The kinds of methods you describe (manifold forests, hierarchical clustering etc.) are all methods and for the most part you can input them into the topological framework as well. TDA doesn't fix all of your problems (parameter selection, over fitting etc.) but instead gives you more fidelity and geometric information about what you've chosen to do. We've built in many standard methods into the software but allow you to extend them with your own custom ones if you choose.

In terms of "new math" or not I guess I don't really understand the complaint. Articles on TDA are published in peer reviewed math and science journals and are done by mathematicians (Some prominent mathematicians doing and publishing on TDA: Gunnar Carlsson, Stanford Math. Robert Ghrist, UPenn Math, Shmuel Weinberger UChicago Math, John Harer, Duke Math. Robert MacPherson, Institute for Advanced Study. Konstantin Mischaikow, Rutgers Math.). People from Ayasdi publish and present results to other mathematicians who consider it new.

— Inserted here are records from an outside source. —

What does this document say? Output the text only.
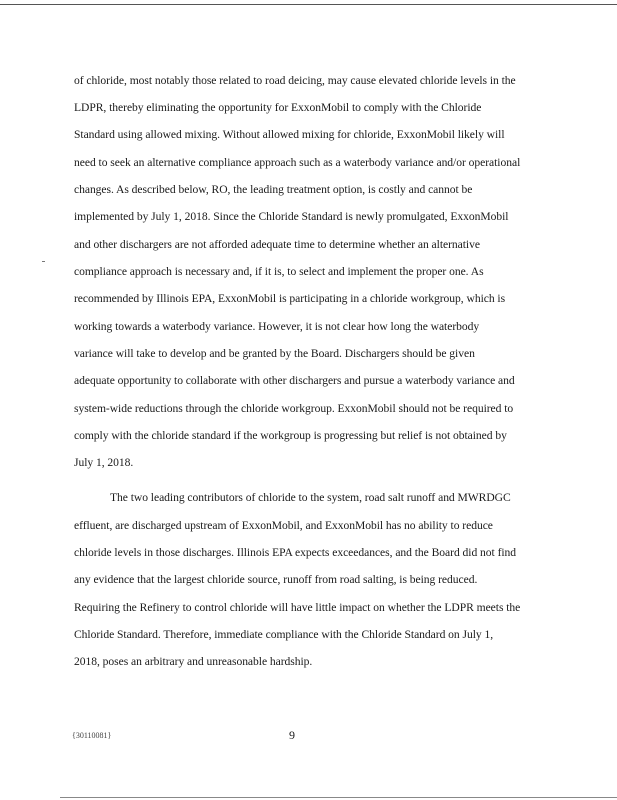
of chloride, most notably those related to road deicing, may cause elevated chloride levels in the
LDPR, thereby eliminating the opportunity for ExxonMobil to comply with the Chloride
Standard using allowed mixing. Without allowed mixing for chloride, ExxonMobil likely will
need to seek an alternative compliance approach such as a waterbody variance and/or operational
changes. As described below, RO, the leading treatment option, is costly and cannot be
implemented by July 1, 2018. Since the Chloride Standard is newly promulgated, ExxonMobil
and other dischargers are not afforded adequate time to determine whether an alternative
compliance approach is necessary and, if it is, to select and implement the proper one. As
recommended by Illinois EPA, ExxonMobil is participating in a chloride workgroup, which is
working towards a waterbody variance. However, it is not clear how long the waterbody
variance will take to develop and be granted by the Board. Dischargers should be given
adequate opportunity to collaborate with other dischargers and pursue a waterbody variance and
system-wide reductions through the chloride workgroup. ExxonMobil should not be required to
comply with the chloride standard if the workgroup is progressing but relief is not obtained by
July 1, 2018.
The two leading contributors of chloride to the system, road salt runoff and MWRDGC
effluent, are discharged upstream of ExxonMobil, and ExxonMobil has no ability to reduce
chloride levels in those discharges. Illinois EPA expects exceedances, and the Board did not find
any evidence that the largest chloride source, runoff from road salting, is being reduced.
Requiring the Refinery to control chloride will have little impact on whether the LDPR meets the
Chloride Standard. Therefore, immediate compliance with the Chloride Standard on July 1,
2018, poses an arbitrary and unreasonable hardship.
{30110081}	9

For example, Gunnar just published a review article describing TDA in Acta Numerica: http://journals.cambridge.org/action/displayJournal?jid=ANU (subscription required). Some of this he invented, some others published elsewhere, but people in the community consider it new.

Using topology to understand point cloud data is new - methods aren't copied from existing mathematical literature even if we are inspired by results in geometry, topology, algebraic topology, and algebraic geometry. Just because we work by analogy doesn't make this not new math - in fact - I would argue that's how most "new math" is created across all of mathematics.

As a postscript I would add that we also come up with new metrics and functions to solve problems we come across. But this is not the core of what TDA is.

Edit: Added point on data types in 3rd paragraph.

barakm · on July 21, 2014

Any links for the curious?

micro_cam · on July 21, 2014

If you want to read up on ayasdi go straight to the Source: http://www.ayasdi.com/resources/ (click on publications)

There are probably some talks by Gunnar Carlsson around on the web too.

There is also a great overview from Larry Wassermann on his outstanding blog: http://normaldeviate.wordpress.com/2012/07/01/topological-da...

Other examples of manifold inspired math in data analysis that I find more useful as they describe ways to solve complex problems with simple systems:

http://web.stanford.edu/~yyye/hodgeRank2011.pdf http://www.cs.jhu.edu/~misha/Fall09/Hirani03.pdf

A really interesting method for learning manifolds from heterogeneous data (decision trees can be extended for categorical data, text data, almost anything) that doesn't boil down to just choosing a metric: http://research.microsoft.com/apps/pubs/default.aspx?id=1555...

Edit: Also they do have a really slick UI and I like the math involved. I wanted to like their product however I worry that the math just serves to lend legitimacy when the results aren't as exciting/promising as advances being made in other areas of data analysis on similar datasets.

Also them keeping it proprietary makes it hard for people to do legitimate comparisons. We implemented some of our own versions of their stuff to tory on other cancer datasets but it just didn't work very well because of numerous issues with lack normalization, batch effect, bias and noise.

mathgenius · on July 21, 2014

Here is the mother load: http://www.math.upenn.edu/~ghrist/notes.html

I would recommend diving in with wild abandon, Ie. don't be afraid of the heavy sounding math, Ghrist does a great job of holding your hand.

This field is called "Applied Topology" and is distinct from manifold learning, IIUC.

The photo from the article has a mention of "barcodes": http://www.math.upenn.edu/~ghrist/preprints/barcodes.pdf

The fascinating this about all of this is how topological (connectivity) information is extracted from messy data.

rgrieselhuber · on July 21, 2014

I'm usually not that guy but thought it might be helpful: the correct phrase is "mother lode."